No logro distinguir los días en Río de Janeiro. Me da la impresión que los lunes son iguales a los domingos, a un miércoles o un martes por la tarde. Es fácil perder la cuenta de cómo transcurre el tiempo en una ciudad que parece no dormir nunca; cuyo requisito fundamental es pasar el día en la playa, caminar sin prisa por sus calles, tomar agua de coco, una cerveza fría más allá y una caipirinha cuando comienza a caer la tarde. Su música parece salir debajo de las aceras; está en los pasos de quienes van caminando sus calles, en el color de la ropa, en los juegos incansables de futebol en cualquiera de sus playas. Río de Janeiro habla todo el día. Mejor, parece que canta. Es el sonido de sus olas, de sus carros apresurados en la avenida, el de los pies descalzos sobre la arena o el de las ruedas de las bicicletas y las patinetas sobre un asfalto siempre caliente. La samba redunda en una ciudad que nunca está en silencio y, sin embargo, apenas suena la cuica, la pandereta y esos tambores tan característicos, no puedes pedir más. La alegría confluye en Río como seguramente no ocurre en ningún otro lugar de Brasil. Le dicen la ciudad maravillosa y es que no tiene otro calificativo.
Estoy al final de Copacabana. Justo ahí donde los edificios no dejan ver al Pão de Açúcar, uno de sus monumentos más absolutos. Me quito los zapatos. En ese instante solo se escucha el murmullo leve del agua que sale de una manguera y que va creando un camino sobre la arena en donde posar los pies, porque el sol es inclemente y quema. Llego hasta la mitad. Las olas atrás, la brisa golpeando con fuerza, dos niños corriendo y al frente, una pelota va de un lado a otro de la malla, entre el jadeo y júbilo de sus jugadores, bronceados hasta más no poder. A un lado, un señor lleva sobre sus hombros varias sillas, respira fuerte y sigue. Los niños se ríen, los otros anotan un punto en el juego, aplauden, abren una cerveza. Son las tres y media de la tarde.

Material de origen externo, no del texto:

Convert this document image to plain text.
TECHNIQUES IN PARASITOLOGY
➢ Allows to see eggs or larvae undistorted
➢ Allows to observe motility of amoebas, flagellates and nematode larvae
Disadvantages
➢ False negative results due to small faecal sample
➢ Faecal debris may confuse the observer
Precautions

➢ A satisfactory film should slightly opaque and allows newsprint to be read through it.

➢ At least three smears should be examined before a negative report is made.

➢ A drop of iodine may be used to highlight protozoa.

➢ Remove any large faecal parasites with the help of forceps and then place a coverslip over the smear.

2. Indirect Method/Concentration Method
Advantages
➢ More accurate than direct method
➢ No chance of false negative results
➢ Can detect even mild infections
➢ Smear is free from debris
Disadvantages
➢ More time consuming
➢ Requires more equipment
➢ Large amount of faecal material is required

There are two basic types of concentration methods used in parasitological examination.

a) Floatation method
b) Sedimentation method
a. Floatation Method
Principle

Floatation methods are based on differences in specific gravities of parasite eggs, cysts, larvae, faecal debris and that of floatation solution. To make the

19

Camino descalza por la acera y miro a todos lados. En Río hay que tener cuidado al cruzar las calles; hay que fijarse bien si viene un carro, alguien trotando, otro en bicicleta, otro en patineta o todos al mismo tiempo, de ambos lados. Cuando consigues un espacio, cruzas. A la mitad de la avenida, un señor sacude las bolsas para luego llenarlas bien de Pipoca (cotufas, palomitas de maíz); golpea el envase de la sal en el carrito como en un acto autómata. Es su rutina frente al mar. A dos pasos, se escucha el aceite hirviendo para preparar las Tapiocas dulces o saladas. Siempre hay fila y no hay prisa en que las preparen rápido. Se lleva su tiempo y todos esperan. Del otro lado de la acera, arriman una silla, preparan un coco, improvisan una canción, alguien baila solo.
Me detengo a comprar una mazorca. Digo que sí cuando me preguntan si la quiero con sal y mantequilla. Sigo descalza, caminando sobre el diseño que Oscar Niemeyer hizo de las aceras de Copacabana. Escucho como un pintor rasga un lienzo con sus dedos y crea maravillas de la ciudad en sepia. No me deja tomar fotos, pero me sonríe y luego silba Capullito de Alelí, mientras pinta. “Oi, tudo bem?” es lo que se escucha cuando llegas a cualquier kiosco y se mezcla con el sonido de las olas que, a cierta hora, comienzan a ponerse furiosas y más frías. Las pelotas tienen un ritmo absoluto cuando golpean las raquetas de tenis y me detengo. Brisa, juegos, una música lejana, una bocina insistente, dos puntos anotados en el juego, una samba improvisada, una cerveza más que alguien pide, otro coco, los toldos batiéndose por el viento, varias risas. La arena en los pies.
Bajo las palmeras de Copacabana alguien suspira después de un masaje relajante, que te dan allí mismo. Se escucha el click de las cámaras fotografiando los castillos y las figuras de arena y luego el envase con algunas monedas que sus creadores sacuden con insistencia para recordarle al viajero que eso es arte, y que está bien colaborar. El piso se vuelve frío y es preciso ponerme los zapatos. Son las seis y cuarenta y siente de la tarde y comienza a llegar más gente a Copacabana. Volteas y la ves: una curva perfecta llena de edificios a la orilla del mar, una playa amplia, bondadosa y brava. Al fondo el Pão de Açúcar, sonriendo. “¿Nos puedes tomar una foto?” me pregunta en perfecto acento argentino un grupo de seis amigos. “Click”, otro sonido persistente y todos sonreímos.
A Copacabana hay que caminarla y escucharla con el cuerpo entero.